Thread: How much of a given security to stabilize profit/loss

Hi,
This is a real world problem. I'm trying to figure out how much to reduce the quantity of a given security in order to maximize the stability of the profit and loss. Essentially I'm trying to hedge out the small, intraday fluctuations and take advantage of the long term tendency of one of the securities to decay.

So we have security D and security N, both of which are being shorted. Since security D has a higher rate of Decay (D for Decay) or loss over time with respect to security N (N for Normal, or Non-decaying), when it is shorted, the negative difference becomes positive, resulting in a profit.

But this doesn't really show up (much) at a daily level. Most intraday fluctuation is random. So over a single day we want security D and security N to be running at as non-variant a profit and loss as possible.

I currently have them running with a tentative ratio of 3.81:
860 SecurityD @ 11.52 = 9907.2
500 SecurityN @ 75.50 = 37750

The reason for the difference is that SecurityD is more volatile.
It is clear that Security D needs to be reduced in order to stabilize P/L. But how much?
Here are some data points I collected during the day

SecurityD, SecurityN, Profit/Loss
11.38, 75.61, 64.15
11.41, 75.6, 47.65
11.33, 75.66, 86.45
11.31, 75.72, 73.65
11.3, 75.73, 70.45
11.23, 75.8, 95.65
11.27, 75.77, 83.05
11.23, 75.79, 100.65
11.34, 75.7, 55.35
11.37, 75.7, 32.05

So basically we want to find some X multiplied on the SecurityD position such that P/L variance in the right column is minimized as much as possible.

The correlation isn't perfect, of course (it's actually about -0.88 according to an analysis I ran on 21 daily data points taken over one month).

I'm not sure how to approach this. I want to use the actual P/L figures in the account as the basis since this is the closest to financial reality as I can get to perform the calculation.

Thanks in advance for any input

Hey JasonW556.

The question I have for you is: What is your definition of stability?

If each unit of a stock is independent from the next then the volatility of the portfolio of those stocks will be linear. The variance of the sum of stocks with variance sigma^2 is n*sigma^2.

Now with this in mind, you have to decide specifically what your constraints are and what specific mathematical attribute you are trying to find.

To minimize volatility you have to basically sell off your stock but I'm guessing that you have some kind of criteria for minimization which relates profit to the volatility.

So I would need to ask you how you calculate your profit and what the asset models you are going to use to get closer to a solution.

Hi,
Thanks for the response. Usually I find volatility measures wind up looking pretty similar. For example, if you measure the high-low differential over a series of bars, that number will correlate well with the standard deviation. But sticking with what I originally stated, we could look at variance or it's rooted cousin standard deviation(SD).

What should happen is for the SD to have a minimum at a certain quantity of the hedging agent.
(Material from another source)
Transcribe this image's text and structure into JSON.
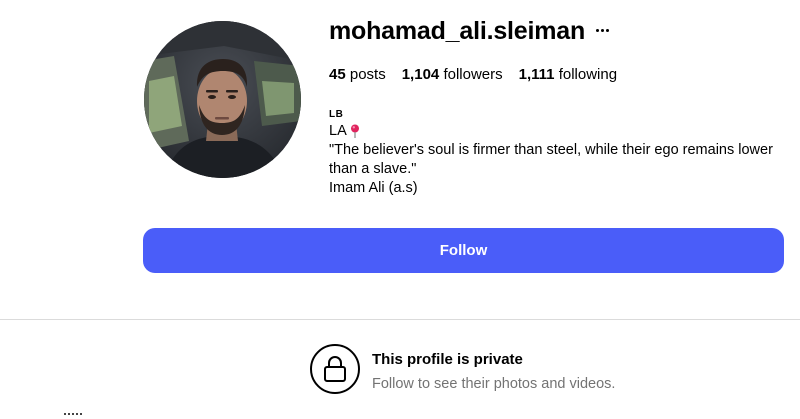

This makes intuitive sense if you look at two perfectly inversely correlated securities, (like SH/SPY only -1.00 instead of -0.98). If you hold either all SH (or all SPY) you will have the full volatility of the market. So the SD would be the same as the S&P 500. But say you're holding SH and start adding SPY the SD will gradually diminish until you have equal dollar value quantities of each. At that point the SD would be 0 assuming they were perfectly inversely correlated. At this point your P/L samples taken over the day would all show zero.

Of course nothing is perfectly correlated in the real world, even such pairs as SPY/SH and DIA/DOG aren't perfect inverses.

Nor are mine. As mentioned the securities I'm trading are at -0.88 according the sample I took.

Obviously there would be no point in holding equal dollar quantities of two perfectly inversely correlated securities. As you alluded, the trader would be better off just going to cash. The decay I'm speaking of appears over the span of weeks and months. I'm just trying to flatten out as much intraday fluctuation (noise) as possible.


Re:

I would need to ask you how you calculate your profit

=(860*(SecurityDCost-SecurityDPrice)+500*(SecurityNCost-SecurityNPrice))

The second term is added because it is negated wrt the first term.

Hope this addresses your questions

Update:
Since I couldn't figure this out mathematically, I wrote a program that would feed in successive values into the P/L equation and looked at the standard deviation of the resulting P/L points. As predicted there was a quantity of SecurityD at which the standard deviation was minimized. Though I did come up with a number, I don't see the problem as solved since this was just a hackish way of coming up with the answer.

If it works, then it works.

Simulation, numerical optimization, and other computational based methods that involve guessing are more common than you think.